Charity fundraisers represent old world charity engagement with the public and are certainly a dated means of acquiring a loyal donor base. King’s Cross continues to move forward at a pace, it’s an entirely different landscape with a real sense of progress and change. Similarly, if we consider the young people that will come to visit, work, and play (there’s a Pacha and a swimming pond going in somewhere apparently) their behaviors continue to change, faster than new buildings go up or brownfield turns to glass and steel.
The pace of digital technology acceptance and adoption is one of the largest drivers of change in the way that millennials connect with the brands, products, and services around them. Our own, yours, or for that matter any business future will be defined in decent measure by the ability to recognize, adapt and appeal to the changing behaviors of next generation audiences.

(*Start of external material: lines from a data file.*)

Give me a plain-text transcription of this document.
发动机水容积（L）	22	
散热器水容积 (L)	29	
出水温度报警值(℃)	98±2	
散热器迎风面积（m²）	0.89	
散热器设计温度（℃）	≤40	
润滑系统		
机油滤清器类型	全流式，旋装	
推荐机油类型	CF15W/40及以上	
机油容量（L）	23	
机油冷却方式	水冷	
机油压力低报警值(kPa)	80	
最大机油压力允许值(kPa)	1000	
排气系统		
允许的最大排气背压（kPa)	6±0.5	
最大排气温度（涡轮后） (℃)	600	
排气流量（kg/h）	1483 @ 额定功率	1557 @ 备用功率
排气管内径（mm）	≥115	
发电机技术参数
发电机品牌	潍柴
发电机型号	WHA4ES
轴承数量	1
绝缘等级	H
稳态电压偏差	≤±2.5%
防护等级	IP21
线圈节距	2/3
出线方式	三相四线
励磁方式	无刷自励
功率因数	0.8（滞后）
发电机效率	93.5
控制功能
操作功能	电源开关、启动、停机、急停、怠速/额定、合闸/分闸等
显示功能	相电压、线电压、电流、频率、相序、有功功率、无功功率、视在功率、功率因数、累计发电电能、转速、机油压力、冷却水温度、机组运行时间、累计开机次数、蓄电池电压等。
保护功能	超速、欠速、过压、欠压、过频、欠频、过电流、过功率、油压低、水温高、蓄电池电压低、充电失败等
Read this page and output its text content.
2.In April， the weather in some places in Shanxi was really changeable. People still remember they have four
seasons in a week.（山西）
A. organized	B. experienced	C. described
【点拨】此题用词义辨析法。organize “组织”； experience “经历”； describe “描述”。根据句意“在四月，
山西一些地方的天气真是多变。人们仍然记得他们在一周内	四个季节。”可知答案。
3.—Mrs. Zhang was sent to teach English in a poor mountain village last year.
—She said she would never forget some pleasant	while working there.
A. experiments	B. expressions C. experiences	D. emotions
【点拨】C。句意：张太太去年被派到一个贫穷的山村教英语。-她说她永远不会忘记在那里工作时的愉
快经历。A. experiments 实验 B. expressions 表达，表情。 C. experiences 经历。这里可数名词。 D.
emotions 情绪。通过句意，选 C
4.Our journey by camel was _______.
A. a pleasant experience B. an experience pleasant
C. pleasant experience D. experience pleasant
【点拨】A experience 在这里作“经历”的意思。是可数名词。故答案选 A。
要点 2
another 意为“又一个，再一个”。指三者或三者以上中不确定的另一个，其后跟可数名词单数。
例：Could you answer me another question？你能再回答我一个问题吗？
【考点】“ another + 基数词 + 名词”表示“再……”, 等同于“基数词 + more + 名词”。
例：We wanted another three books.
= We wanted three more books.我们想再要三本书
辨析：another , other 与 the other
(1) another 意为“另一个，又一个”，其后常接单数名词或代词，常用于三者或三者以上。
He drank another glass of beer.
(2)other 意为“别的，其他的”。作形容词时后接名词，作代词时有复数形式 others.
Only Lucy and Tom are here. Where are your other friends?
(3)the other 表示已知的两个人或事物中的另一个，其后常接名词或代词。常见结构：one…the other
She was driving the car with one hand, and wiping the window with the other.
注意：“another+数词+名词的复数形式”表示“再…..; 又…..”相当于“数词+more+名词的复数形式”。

No more street fundraisers, please. In the public’s perception, charities can easily become an annoying interruption on an already fractious daily commute. Millennials care about purpose, they collect experiences, choose to network around relevance and seek out transparently relayed organizational qualities that are towards good. The future of engaging the next generation of donor goes far beyond a smile and clipboard.
The changes that charities need to consider and embrace in order to appeal to changing donor behaviors include:
Empower and enable the proactive donor online
We must modernize the posters for the cake stall and helping set up the coffee morning. Noisy days: red noses, wigs, beards. Run, bike and walk for me.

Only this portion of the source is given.